ZFIN ID: ZDB-PUB-170119-11
Transcriptomic, proteomic, and metabolomic landscape of positional memory in the caudal fin of zebrafish
Rabinowitz, J.S., Robitaille, A.M., Wang, Y., Ray, C.A., Thummel, R., Gu, H., Djukovic, D., Raftery, D., Berndt, J.D., Moon, R.T.
Date: 2017
Source: Proceedings of the National Academy of Sciences of the United States of America   114(5): E717-E726 (Journal)

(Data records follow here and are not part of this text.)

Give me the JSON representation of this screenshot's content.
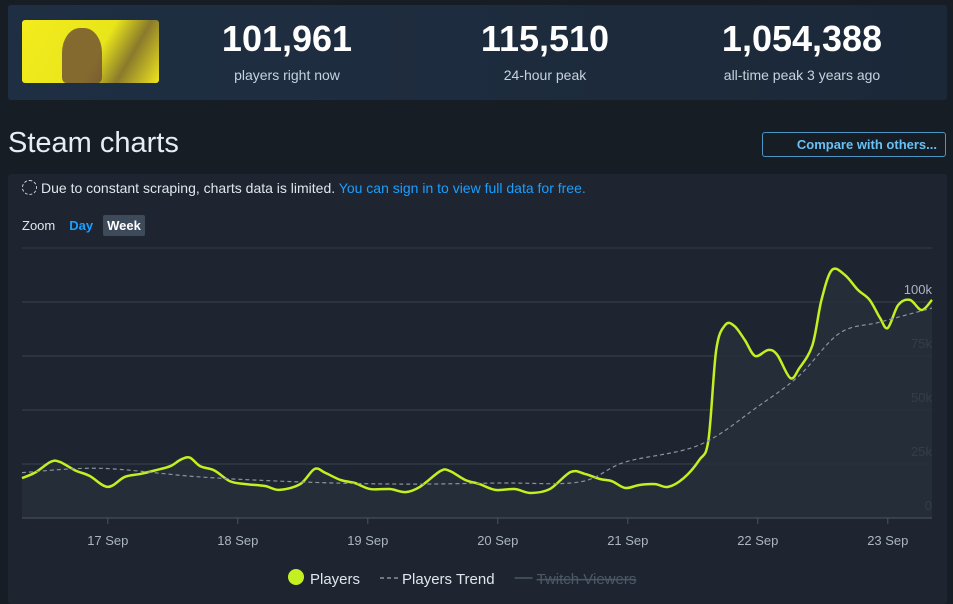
{
  "stats": [
    {
      "value": "101,961",
      "label": "players right now"
    },
    {
      "value": "115,510",
      "label": "24-hour peak"
    },
    {
      "value": "1,054,388",
      "label": "all-time peak 3 years ago"
    }
  ],
  "heading": "Steam charts",
  "compare_button": "Compare with others...",
  "notice": {
    "text": "Due to constant scraping, charts data is limited.",
    "link": "You can sign in to view full data for free."
  },
  "zoom": {
    "label": "Zoom",
    "options": [
      "Day",
      "Week"
    ]
  },
  "chart_data": {
    "type": "line",
    "xlim": [
      16.34,
      23.34
    ],
    "xticks": [
      {
        "value": 17,
        "label": "17 Sep"
      },
      {
        "value": 18,
        "label": "18 Sep"
      },
      {
        "value": 19,
        "label": "19 Sep"
      },
      {
        "value": 20,
        "label": "20 Sep"
      },
      {
        "value": 21,
        "label": "21 Sep"
      },
      {
        "value": 22,
        "label": "22 Sep"
      },
      {
        "value": 23,
        "label": "23 Sep"
      }
    ],
    "ylim": [
      0,
      125000
    ],
    "yticks": [
      0,
      {
        "value": 25000,
        "label": "25k"
      },
      {
        "value": 50000,
        "label": "50k"
      },
      {
        "value": 75000,
        "label": "75k"
      },
      {
        "value": 100000,
        "label": "100k"
      }
    ],
    "grid": true,
    "series": [
      {
        "name": "Players",
        "color": "#c3f020",
        "style": "solid",
        "x": [
          16.34,
          16.44,
          16.56,
          16.63,
          16.75,
          16.86,
          17.0,
          17.13,
          17.25,
          17.36,
          17.48,
          17.56,
          17.63,
          17.71,
          17.82,
          17.94,
          18.06,
          18.21,
          18.32,
          18.48,
          18.59,
          18.67,
          18.79,
          18.9,
          19.02,
          19.17,
          19.29,
          19.4,
          19.56,
          19.63,
          19.75,
          19.86,
          19.98,
          20.13,
          20.25,
          20.4,
          20.56,
          20.67,
          20.79,
          20.88,
          20.98,
          21.09,
          21.21,
          21.31,
          21.43,
          21.55,
          21.62,
          21.68,
          21.75,
          21.82,
          21.9,
          21.98,
          22.08,
          22.15,
          22.25,
          22.32,
          22.42,
          22.49,
          22.57,
          22.67,
          22.77,
          22.86,
          22.94,
          23.0,
          23.08,
          23.17,
          23.26,
          23.34
        ],
        "values": [
          18500,
          21000,
          26000,
          26000,
          22000,
          19500,
          14400,
          19000,
          20400,
          22000,
          24000,
          27000,
          28000,
          24000,
          22000,
          17000,
          15700,
          14800,
          13000,
          15700,
          22700,
          21000,
          17600,
          16200,
          13400,
          13400,
          12000,
          14400,
          21800,
          21800,
          17600,
          15700,
          13000,
          13400,
          11600,
          13400,
          21300,
          20400,
          18000,
          17000,
          13900,
          15300,
          15700,
          14400,
          18500,
          26900,
          36000,
          77800,
          89400,
          88900,
          82400,
          75000,
          77800,
          75500,
          64800,
          69400,
          80000,
          101000,
          114800,
          112500,
          105600,
          101000,
          92600,
          88000,
          98600,
          101000,
          96300,
          101000
        ]
      },
      {
        "name": "Players Trend",
        "color": "#8a939c",
        "style": "dashed",
        "x": [
          16.34,
          16.94,
          17.71,
          18.48,
          19.25,
          20.02,
          20.63,
          20.98,
          21.55,
          22.01,
          22.32,
          22.63,
          22.94,
          23.34
        ],
        "values": [
          21000,
          23000,
          19000,
          16700,
          15700,
          16200,
          16700,
          25900,
          33800,
          52000,
          66000,
          85600,
          90700,
          97200
        ]
      }
    ],
    "hidden_series": [
      {
        "name": "Twitch Viewers",
        "color": "#4b5866"
      }
    ]
  }
}
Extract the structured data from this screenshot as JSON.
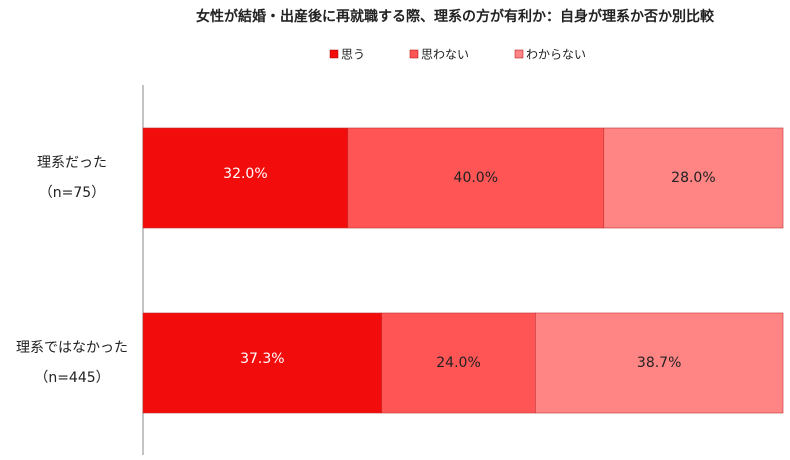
{
  "chart_data": {
    "type": "stacked-bar-horizontal",
    "title": "女性が結婚・出産後に再就職する際、理系の方が有利か：自身が理系か否か別比較",
    "categories": [
      "理系だった\n（n=75）",
      "理系ではなかった\n（n=445）"
    ],
    "series": [
      {
        "name": "思う",
        "color": "#f20c0c",
        "label_color": "#ffffff",
        "values": [
          32.0,
          37.3
        ],
        "value_labels": [
          "32.0%",
          "37.3%"
        ]
      },
      {
        "name": "思わない",
        "color": "#ff5555",
        "label_color": "#222222",
        "values": [
          40.0,
          24.0
        ],
        "value_labels": [
          "40.0%",
          "24.0%"
        ]
      },
      {
        "name": "わからない",
        "color": "#ff8585",
        "label_color": "#222222",
        "values": [
          28.0,
          38.7
        ],
        "value_labels": [
          "28.0%",
          "38.7%"
        ]
      }
    ],
    "xlim": [
      0,
      100
    ]
  }
}
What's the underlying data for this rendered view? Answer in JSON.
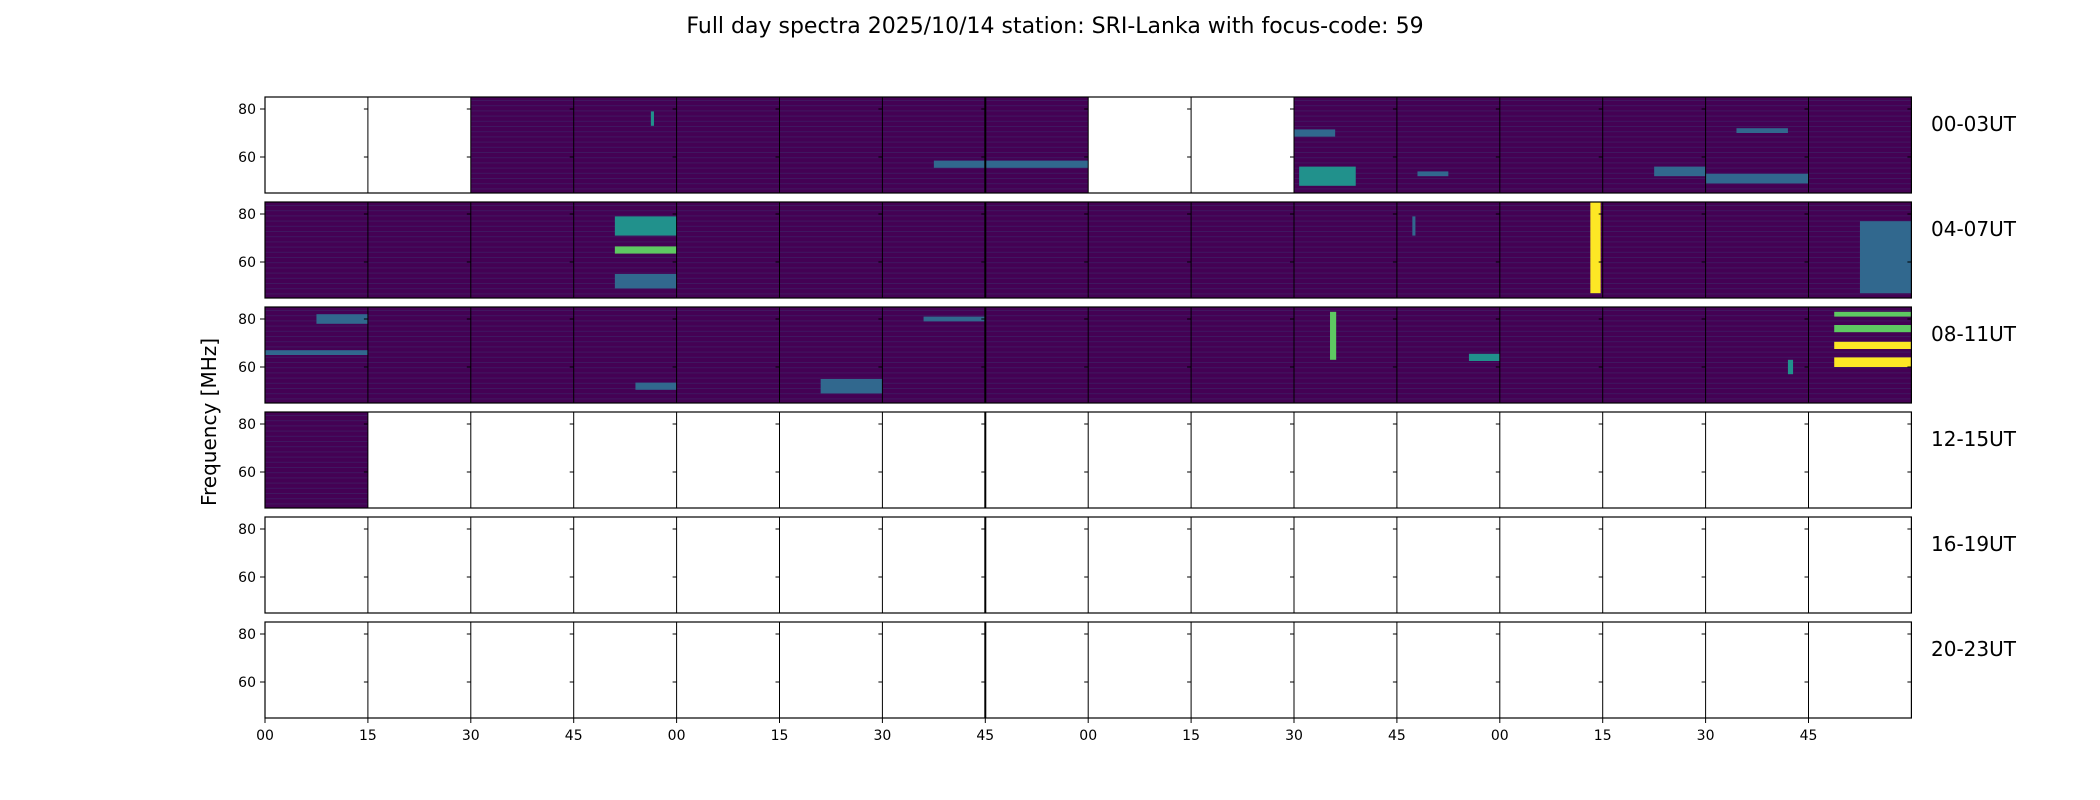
{
  "chart_data": {
    "type": "heatmap",
    "title": "Full day spectra 2025/10/14 station: SRI-Lanka with focus-code: 59",
    "ylabel": "Frequency [MHz]",
    "xlabel": "",
    "ylim": [
      45,
      85
    ],
    "y_ticks": [
      "80",
      "60"
    ],
    "y_tick_values": [
      80,
      60
    ],
    "x_tick_labels": [
      "00",
      "15",
      "30",
      "45",
      "00",
      "15",
      "30",
      "45",
      "00",
      "15",
      "30",
      "45",
      "00",
      "15",
      "30",
      "45"
    ],
    "colormap": "viridis",
    "colors": {
      "background": "#440154",
      "empty": "#ffffff",
      "frame": "#000000",
      "mid": "#31688e",
      "teal": "#21918c",
      "green": "#5ec962",
      "yellow": "#fde725"
    },
    "rows": [
      {
        "label": "00-03UT",
        "segments": [
          {
            "data": false
          },
          {
            "data": false
          },
          {
            "data": true,
            "lines": []
          },
          {
            "data": true,
            "lines": [
              {
                "f": 76,
                "x": 0.75,
                "w": 0.03,
                "h": 6,
                "c": "teal"
              }
            ]
          },
          {
            "data": true,
            "lines": []
          },
          {
            "data": true,
            "lines": []
          },
          {
            "data": true,
            "lines": [
              {
                "f": 57,
                "x": 0.5,
                "w": 0.5,
                "h": 3,
                "c": "mid"
              }
            ]
          },
          {
            "data": true,
            "lines": [
              {
                "f": 57,
                "x": 0,
                "w": 1,
                "h": 3,
                "c": "mid"
              }
            ]
          },
          {
            "data": false
          },
          {
            "data": false
          },
          {
            "data": true,
            "lines": [
              {
                "f": 52,
                "x": 0.05,
                "w": 0.55,
                "h": 8,
                "c": "teal"
              },
              {
                "f": 70,
                "x": 0.0,
                "w": 0.4,
                "h": 3,
                "c": "mid"
              }
            ]
          },
          {
            "data": true,
            "lines": [
              {
                "f": 53,
                "x": 0.2,
                "w": 0.3,
                "h": 2,
                "c": "mid"
              }
            ]
          },
          {
            "data": true,
            "lines": []
          },
          {
            "data": true,
            "lines": [
              {
                "f": 54,
                "x": 0.5,
                "w": 0.5,
                "h": 4,
                "c": "mid"
              }
            ]
          },
          {
            "data": true,
            "lines": [
              {
                "f": 51,
                "x": 0,
                "w": 1,
                "h": 4,
                "c": "mid"
              },
              {
                "f": 71,
                "x": 0.3,
                "w": 0.5,
                "h": 2,
                "c": "mid"
              }
            ]
          },
          {
            "data": true,
            "lines": []
          }
        ]
      },
      {
        "label": "04-07UT",
        "segments": [
          {
            "data": true,
            "lines": []
          },
          {
            "data": true,
            "lines": []
          },
          {
            "data": true,
            "lines": []
          },
          {
            "data": true,
            "lines": [
              {
                "f": 65,
                "x": 0.4,
                "w": 0.6,
                "h": 3,
                "c": "green"
              },
              {
                "f": 75,
                "x": 0.4,
                "w": 0.6,
                "h": 8,
                "c": "teal"
              },
              {
                "f": 52,
                "x": 0.4,
                "w": 0.6,
                "h": 6,
                "c": "mid"
              }
            ]
          },
          {
            "data": true,
            "lines": []
          },
          {
            "data": true,
            "lines": []
          },
          {
            "data": true,
            "lines": []
          },
          {
            "data": true,
            "lines": []
          },
          {
            "data": true,
            "lines": []
          },
          {
            "data": true,
            "lines": []
          },
          {
            "data": true,
            "lines": []
          },
          {
            "data": true,
            "lines": [
              {
                "f": 75,
                "x": 0.15,
                "w": 0.03,
                "h": 8,
                "c": "mid"
              }
            ]
          },
          {
            "data": true,
            "lines": [
              {
                "f": 66,
                "x": 0.88,
                "w": 0.1,
                "h": 38,
                "c": "yellow"
              }
            ]
          },
          {
            "data": true,
            "lines": []
          },
          {
            "data": true,
            "lines": []
          },
          {
            "data": true,
            "lines": [
              {
                "f": 62,
                "x": 0.5,
                "w": 0.5,
                "h": 30,
                "c": "mid"
              }
            ]
          }
        ]
      },
      {
        "label": "08-11UT",
        "segments": [
          {
            "data": true,
            "lines": [
              {
                "f": 66,
                "x": 0,
                "w": 1,
                "h": 2,
                "c": "mid"
              },
              {
                "f": 80,
                "x": 0.5,
                "w": 0.5,
                "h": 4,
                "c": "mid"
              }
            ]
          },
          {
            "data": true,
            "lines": []
          },
          {
            "data": true,
            "lines": []
          },
          {
            "data": true,
            "lines": [
              {
                "f": 52,
                "x": 0.6,
                "w": 0.4,
                "h": 3,
                "c": "mid"
              }
            ]
          },
          {
            "data": true,
            "lines": []
          },
          {
            "data": true,
            "lines": [
              {
                "f": 52,
                "x": 0.4,
                "w": 0.6,
                "h": 6,
                "c": "mid"
              }
            ]
          },
          {
            "data": true,
            "lines": [
              {
                "f": 80,
                "x": 0.4,
                "w": 0.6,
                "h": 2,
                "c": "mid"
              }
            ]
          },
          {
            "data": true,
            "lines": []
          },
          {
            "data": true,
            "lines": []
          },
          {
            "data": true,
            "lines": []
          },
          {
            "data": true,
            "lines": [
              {
                "f": 73,
                "x": 0.35,
                "w": 0.06,
                "h": 20,
                "c": "green"
              }
            ]
          },
          {
            "data": true,
            "lines": [
              {
                "f": 64,
                "x": 0.7,
                "w": 0.3,
                "h": 3,
                "c": "teal"
              }
            ]
          },
          {
            "data": true,
            "lines": []
          },
          {
            "data": true,
            "lines": []
          },
          {
            "data": true,
            "lines": [
              {
                "f": 60,
                "x": 0.8,
                "w": 0.05,
                "h": 6,
                "c": "teal"
              }
            ]
          },
          {
            "data": true,
            "lines": [
              {
                "f": 82,
                "x": 0.25,
                "w": 0.75,
                "h": 2,
                "c": "green"
              },
              {
                "f": 76,
                "x": 0.25,
                "w": 0.75,
                "h": 3,
                "c": "green"
              },
              {
                "f": 69,
                "x": 0.25,
                "w": 0.75,
                "h": 3,
                "c": "yellow"
              },
              {
                "f": 62,
                "x": 0.25,
                "w": 0.75,
                "h": 4,
                "c": "yellow"
              }
            ]
          }
        ]
      },
      {
        "label": "12-15UT",
        "segments": [
          {
            "data": true,
            "lines": []
          },
          {
            "data": false
          },
          {
            "data": false
          },
          {
            "data": false
          },
          {
            "data": false
          },
          {
            "data": false
          },
          {
            "data": false
          },
          {
            "data": false
          },
          {
            "data": false
          },
          {
            "data": false
          },
          {
            "data": false
          },
          {
            "data": false
          },
          {
            "data": false
          },
          {
            "data": false
          },
          {
            "data": false
          },
          {
            "data": false
          }
        ]
      },
      {
        "label": "16-19UT",
        "segments": [
          {
            "data": false
          },
          {
            "data": false
          },
          {
            "data": false
          },
          {
            "data": false
          },
          {
            "data": false
          },
          {
            "data": false
          },
          {
            "data": false
          },
          {
            "data": false
          },
          {
            "data": false
          },
          {
            "data": false
          },
          {
            "data": false
          },
          {
            "data": false
          },
          {
            "data": false
          },
          {
            "data": false
          },
          {
            "data": false
          },
          {
            "data": false
          }
        ]
      },
      {
        "label": "20-23UT",
        "segments": [
          {
            "data": false
          },
          {
            "data": false
          },
          {
            "data": false
          },
          {
            "data": false
          },
          {
            "data": false
          },
          {
            "data": false
          },
          {
            "data": false
          },
          {
            "data": false
          },
          {
            "data": false
          },
          {
            "data": false
          },
          {
            "data": false
          },
          {
            "data": false
          },
          {
            "data": false
          },
          {
            "data": false
          },
          {
            "data": false
          },
          {
            "data": false
          }
        ]
      }
    ]
  }
}
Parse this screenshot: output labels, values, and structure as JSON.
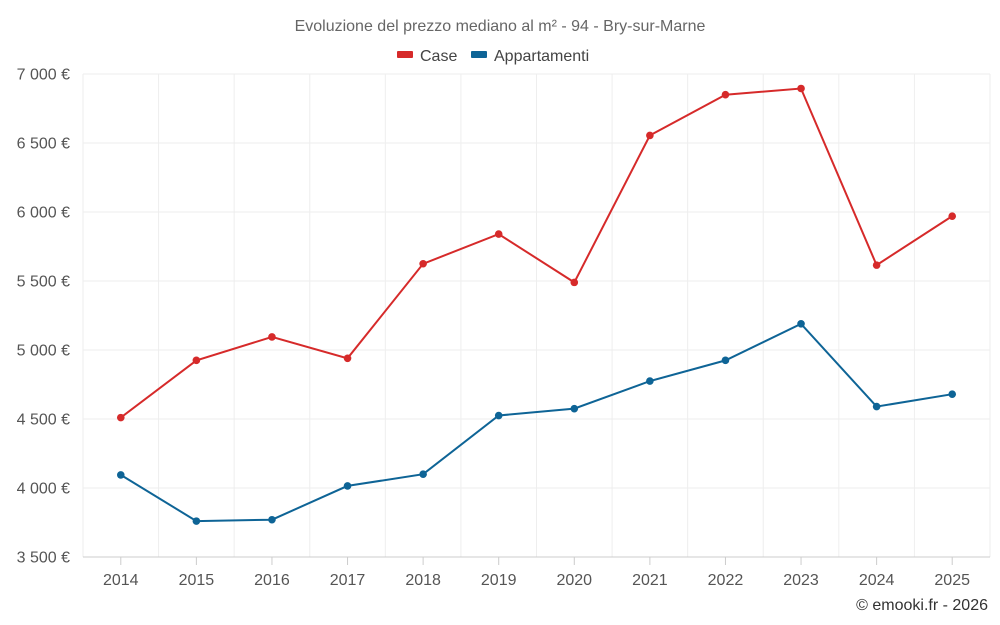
{
  "chart_data": {
    "type": "line",
    "title": "Evoluzione del prezzo mediano al m² - 94 - Bry-sur-Marne",
    "categories": [
      "2014",
      "2015",
      "2016",
      "2017",
      "2018",
      "2019",
      "2020",
      "2021",
      "2022",
      "2023",
      "2024",
      "2025"
    ],
    "series": [
      {
        "name": "Case",
        "color": "#d62a2a",
        "values": [
          4510,
          4925,
          5095,
          4940,
          5625,
          5840,
          5490,
          6555,
          6850,
          6895,
          5615,
          5970
        ]
      },
      {
        "name": "Appartamenti",
        "color": "#0e6496",
        "values": [
          4095,
          3760,
          3770,
          4015,
          4100,
          4525,
          4575,
          4775,
          4925,
          5190,
          4590,
          4680
        ]
      }
    ],
    "ylim": [
      3500,
      7000
    ],
    "yticks": [
      3500,
      4000,
      4500,
      5000,
      5500,
      6000,
      6500,
      7000
    ],
    "ytick_labels": [
      "3 500 €",
      "4 000 €",
      "4 500 €",
      "5 000 €",
      "5 500 €",
      "6 000 €",
      "6 500 €",
      "7 000 €"
    ],
    "xlabel": "",
    "ylabel": "",
    "legend_position": "top-center",
    "grid": true
  },
  "credit": "© emooki.fr - 2026"
}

Registered Authors: Berndt, Jason, Moon, Randall T., Rabinowitz, Jeremy, Thummel, Ryan
Keywords: caudal fin, growth control, positional memory, regeneration, zebrafish
Microarrays: GEO:GSE92760
MeSH Terms:
  • Animal Fins/physiology*
  • Animals
  • Female
  • Male
  • Metabolomics
  • Proteomics
  • Regeneration/physiology
  • Transcriptome
  • Zebrafish*/genetics
  • Zebrafish*/metabolism
  • Zebrafish*/physiology
PubMed: 28096348 Full text @ Proc. Natl. Acad. Sci. USA
Regeneration requires cells to regulate proliferation and patterning according to their spatial position. Positional memory is a property that enables regenerating cells to recall spatial information from the uninjured tissue. Positional memory is hypothesized to rely on gradients of molecules, few of which have been identified. Here, we quantified the global abundance of transcripts, proteins, and metabolites along the proximodistal axis of caudal fins of uninjured and regenerating adult zebrafish. Using this approach, we uncovered complex overlapping expression patterns for hundreds of molecules involved in diverse cellular functions, including development, bioelectric signaling, and amino acid and lipid metabolism. Moreover, 32 genes differentially expressed at the RNA level had concomitant differential expression of the encoded proteins. Thus, the identification of proximodistal differences in levels of RNAs, proteins, and metabolites will facilitate future functional studies of positional memory during appendage regeneration.